Following a modest 0.5% expansion of the national economy in 2024, GDP growth for 2025 is projected to range between 1.5% and 1.9%. Inflation reached 4.7% in March, driven largely by rising food prices and a weakening exchange rate. As of mid-April, the EUR/HUF exchange rate exceeded 408, influenced primarily by external factors such as uncertainty around U.S. trade tariffs and Hungary’s economic outlook. Despite these headwinds, the labour market remains relatively tight. However, due to weakerthan-expected economic performance, the unemployment rate rose slightly to 4.5% by the end of February. In contrast, Budapest maintains a lower unemployment rate of around 2.5%.
Market summary
Overall tenant activity decreased on an annual basis, with a 2.1% year-on-year drop in Q1 2025 (92,967 sqm compared to 94,976 sqm in Q1 2024). Throughout the first quarter, net take-up—which measures the level of new demand—increased by 20.6% year-onyear (50,969 sqm vs. 40,270 sqm), accounting for 55% of total tenant demand. This growth in net take-up was primarily driven by a 33% year-on-year increase in new transactions (44,432 sqm compared to 33,488 sqm). In terms of deal structure, renewals accounted for only 45%, which is 8 percentage points lower than in Q1 2024.
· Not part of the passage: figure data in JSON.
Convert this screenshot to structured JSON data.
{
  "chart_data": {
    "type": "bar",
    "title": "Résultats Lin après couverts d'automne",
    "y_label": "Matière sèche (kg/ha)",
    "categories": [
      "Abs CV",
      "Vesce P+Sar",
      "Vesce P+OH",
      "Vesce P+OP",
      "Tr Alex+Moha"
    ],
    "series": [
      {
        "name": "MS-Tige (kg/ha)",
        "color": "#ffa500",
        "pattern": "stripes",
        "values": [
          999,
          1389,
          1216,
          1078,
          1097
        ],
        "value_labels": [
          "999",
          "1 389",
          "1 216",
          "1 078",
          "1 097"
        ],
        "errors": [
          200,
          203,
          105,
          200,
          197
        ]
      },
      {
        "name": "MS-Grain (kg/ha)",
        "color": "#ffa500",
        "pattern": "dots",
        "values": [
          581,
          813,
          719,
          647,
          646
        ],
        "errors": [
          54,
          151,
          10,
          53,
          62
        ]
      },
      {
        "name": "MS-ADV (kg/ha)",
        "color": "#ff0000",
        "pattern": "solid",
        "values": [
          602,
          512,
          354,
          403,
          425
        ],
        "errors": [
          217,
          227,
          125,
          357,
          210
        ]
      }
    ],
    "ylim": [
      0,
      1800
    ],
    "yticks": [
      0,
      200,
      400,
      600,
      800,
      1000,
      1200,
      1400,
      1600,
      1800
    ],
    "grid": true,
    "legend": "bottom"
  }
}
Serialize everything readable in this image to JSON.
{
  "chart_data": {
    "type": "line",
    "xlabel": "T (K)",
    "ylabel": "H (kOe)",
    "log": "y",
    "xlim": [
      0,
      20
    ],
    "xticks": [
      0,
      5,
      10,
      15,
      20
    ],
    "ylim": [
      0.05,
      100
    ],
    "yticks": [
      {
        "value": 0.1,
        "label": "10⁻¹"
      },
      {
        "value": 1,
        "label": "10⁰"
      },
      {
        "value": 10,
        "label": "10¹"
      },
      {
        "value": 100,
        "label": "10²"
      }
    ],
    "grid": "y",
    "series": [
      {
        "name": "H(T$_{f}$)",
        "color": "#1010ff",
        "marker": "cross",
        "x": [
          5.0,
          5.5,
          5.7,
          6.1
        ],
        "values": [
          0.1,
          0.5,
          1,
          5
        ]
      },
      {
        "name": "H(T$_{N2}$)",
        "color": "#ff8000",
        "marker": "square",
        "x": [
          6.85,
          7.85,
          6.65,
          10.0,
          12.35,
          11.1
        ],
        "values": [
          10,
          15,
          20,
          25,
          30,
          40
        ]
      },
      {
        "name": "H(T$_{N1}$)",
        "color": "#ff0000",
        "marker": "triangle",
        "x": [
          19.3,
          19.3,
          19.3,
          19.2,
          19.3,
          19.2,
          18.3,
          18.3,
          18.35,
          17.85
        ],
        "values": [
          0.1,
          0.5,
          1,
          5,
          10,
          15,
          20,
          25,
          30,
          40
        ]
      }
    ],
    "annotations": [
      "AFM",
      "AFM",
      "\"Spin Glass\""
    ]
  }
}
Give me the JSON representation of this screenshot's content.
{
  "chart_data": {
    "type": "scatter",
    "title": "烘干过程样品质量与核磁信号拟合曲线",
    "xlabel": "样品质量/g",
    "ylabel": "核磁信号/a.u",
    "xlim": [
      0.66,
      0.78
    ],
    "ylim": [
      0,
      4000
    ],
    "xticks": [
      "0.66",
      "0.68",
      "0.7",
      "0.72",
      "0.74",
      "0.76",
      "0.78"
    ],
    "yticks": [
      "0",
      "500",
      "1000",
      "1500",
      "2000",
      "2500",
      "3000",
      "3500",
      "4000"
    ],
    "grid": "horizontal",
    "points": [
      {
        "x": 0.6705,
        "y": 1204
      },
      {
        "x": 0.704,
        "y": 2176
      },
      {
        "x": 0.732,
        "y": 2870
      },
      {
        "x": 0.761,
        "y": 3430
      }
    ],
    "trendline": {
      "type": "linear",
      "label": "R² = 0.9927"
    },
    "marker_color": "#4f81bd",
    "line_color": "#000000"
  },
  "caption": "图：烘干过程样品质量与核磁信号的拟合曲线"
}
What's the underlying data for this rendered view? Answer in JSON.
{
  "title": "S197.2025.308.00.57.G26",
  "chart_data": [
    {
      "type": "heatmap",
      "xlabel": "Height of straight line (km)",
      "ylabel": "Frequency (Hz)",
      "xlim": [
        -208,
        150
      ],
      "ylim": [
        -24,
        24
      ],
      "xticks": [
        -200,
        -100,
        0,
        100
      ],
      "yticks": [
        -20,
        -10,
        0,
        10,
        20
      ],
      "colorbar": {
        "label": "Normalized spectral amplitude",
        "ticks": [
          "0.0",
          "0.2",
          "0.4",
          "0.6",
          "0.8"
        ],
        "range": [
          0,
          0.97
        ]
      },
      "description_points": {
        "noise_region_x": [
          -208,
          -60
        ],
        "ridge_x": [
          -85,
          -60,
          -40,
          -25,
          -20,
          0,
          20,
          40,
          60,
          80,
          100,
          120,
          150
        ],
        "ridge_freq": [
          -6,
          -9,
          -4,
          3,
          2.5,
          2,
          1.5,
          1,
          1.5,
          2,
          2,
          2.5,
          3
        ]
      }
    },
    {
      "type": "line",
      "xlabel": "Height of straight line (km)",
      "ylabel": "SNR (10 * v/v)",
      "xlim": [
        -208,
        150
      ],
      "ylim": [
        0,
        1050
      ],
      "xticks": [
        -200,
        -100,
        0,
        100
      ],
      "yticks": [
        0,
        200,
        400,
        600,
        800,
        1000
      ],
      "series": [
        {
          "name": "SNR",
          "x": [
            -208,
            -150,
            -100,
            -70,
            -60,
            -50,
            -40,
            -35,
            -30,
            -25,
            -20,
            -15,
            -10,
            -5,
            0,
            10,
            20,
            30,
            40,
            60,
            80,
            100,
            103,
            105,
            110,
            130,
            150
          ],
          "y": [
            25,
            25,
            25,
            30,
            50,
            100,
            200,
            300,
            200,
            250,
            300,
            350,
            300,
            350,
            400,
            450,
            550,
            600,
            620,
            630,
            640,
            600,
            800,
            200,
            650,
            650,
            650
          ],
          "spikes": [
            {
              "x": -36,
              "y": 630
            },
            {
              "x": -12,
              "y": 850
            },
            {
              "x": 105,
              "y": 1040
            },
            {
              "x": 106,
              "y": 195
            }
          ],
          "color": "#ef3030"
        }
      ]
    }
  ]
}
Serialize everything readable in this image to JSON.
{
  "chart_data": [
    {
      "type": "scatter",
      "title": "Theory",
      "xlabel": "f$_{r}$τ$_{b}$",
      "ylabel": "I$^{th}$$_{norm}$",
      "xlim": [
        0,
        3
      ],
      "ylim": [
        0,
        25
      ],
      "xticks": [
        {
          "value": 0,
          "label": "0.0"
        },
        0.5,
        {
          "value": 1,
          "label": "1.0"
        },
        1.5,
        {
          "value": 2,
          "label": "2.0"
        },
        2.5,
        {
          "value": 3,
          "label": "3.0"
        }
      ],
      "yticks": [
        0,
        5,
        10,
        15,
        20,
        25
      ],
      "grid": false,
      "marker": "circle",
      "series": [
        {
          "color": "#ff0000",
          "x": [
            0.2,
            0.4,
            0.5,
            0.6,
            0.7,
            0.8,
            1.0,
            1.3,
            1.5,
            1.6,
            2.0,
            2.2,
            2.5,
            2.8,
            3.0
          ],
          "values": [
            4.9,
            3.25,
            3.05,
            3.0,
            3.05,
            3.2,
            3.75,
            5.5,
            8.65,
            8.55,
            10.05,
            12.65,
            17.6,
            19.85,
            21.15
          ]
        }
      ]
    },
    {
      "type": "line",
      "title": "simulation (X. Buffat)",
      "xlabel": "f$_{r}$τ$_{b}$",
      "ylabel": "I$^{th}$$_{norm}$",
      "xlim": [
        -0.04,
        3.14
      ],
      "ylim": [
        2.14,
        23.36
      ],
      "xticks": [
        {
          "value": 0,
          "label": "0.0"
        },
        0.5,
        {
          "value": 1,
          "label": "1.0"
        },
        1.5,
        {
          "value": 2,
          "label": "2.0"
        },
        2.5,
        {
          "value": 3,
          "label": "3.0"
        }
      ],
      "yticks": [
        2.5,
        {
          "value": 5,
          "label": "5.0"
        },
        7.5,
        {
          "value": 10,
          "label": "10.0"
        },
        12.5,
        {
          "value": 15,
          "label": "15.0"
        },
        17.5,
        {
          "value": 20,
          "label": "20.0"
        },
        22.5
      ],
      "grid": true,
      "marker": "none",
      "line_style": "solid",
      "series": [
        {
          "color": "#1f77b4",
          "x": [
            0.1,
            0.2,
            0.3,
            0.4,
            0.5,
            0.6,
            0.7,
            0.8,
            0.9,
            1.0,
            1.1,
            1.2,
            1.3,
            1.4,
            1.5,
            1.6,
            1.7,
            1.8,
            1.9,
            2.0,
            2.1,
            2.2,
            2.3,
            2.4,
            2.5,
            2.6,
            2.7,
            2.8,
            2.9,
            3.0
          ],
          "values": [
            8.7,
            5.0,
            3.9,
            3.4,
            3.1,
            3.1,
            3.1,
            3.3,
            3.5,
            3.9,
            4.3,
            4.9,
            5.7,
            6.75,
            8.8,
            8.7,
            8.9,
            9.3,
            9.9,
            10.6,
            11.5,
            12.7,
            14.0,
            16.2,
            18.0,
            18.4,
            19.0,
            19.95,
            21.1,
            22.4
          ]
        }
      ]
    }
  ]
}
The total market vacancy rate slightly decreased on a quarterly basis in Q1 2025 (by 0.07 percentage points), reaching 14.06%, mainly due to stock correction and the repurposing of some Category B buildings. However, this still represents a 0.3 percentage point increase year-on-year. The speculative vacancy rate stood at 17.4% at the end of the quarter—down 0.1 percentage points from the previous quarter, but up 0.5 percentage points year-on-year. This was mainly driven by the fact that 33% of speculative office stock delivered between 2023 and 2025 remains vacant.
The stock correction in Q1 resulted in negative net absorption, with total occupied stock decreased by 11,475 sqm.
Tenants continued to show a strong preference for sustainable, energy-efficient buildings that comply with ESG standards. In certified buildings, the speculative vacancy rate was 1.8 percentage points lower than the overall market average at the end of Q1 2025.
Looking ahead, the total speculative office pipeline—excluding onhold projects—through the end of 2027 amounts to 84,108 sqm, with the Váci Corridor (including H2O Phase 2 and Centerpoint III) accounting for the largest share, at 59,208 sqm; the remaining projects are relatively small in scale and scattered across the city.
During the first quarter of 2025, two speculative office buildings were completed: Rhodium Office Building (2,807 sqm, 90% vacant) and Wagner Palace (2,253 sqm, fully let).
Rents remained stable or experienced slight increases across various categories. Prime headline rent stands at €25.5/sqm/ month, while new headline rents ranged between €19–21/sqm/ month at the end of the quarter. Average rents for Category “A” buildings were €17.1/sqm/month, and Category “B” buildings averaged €12.9/sqm/month.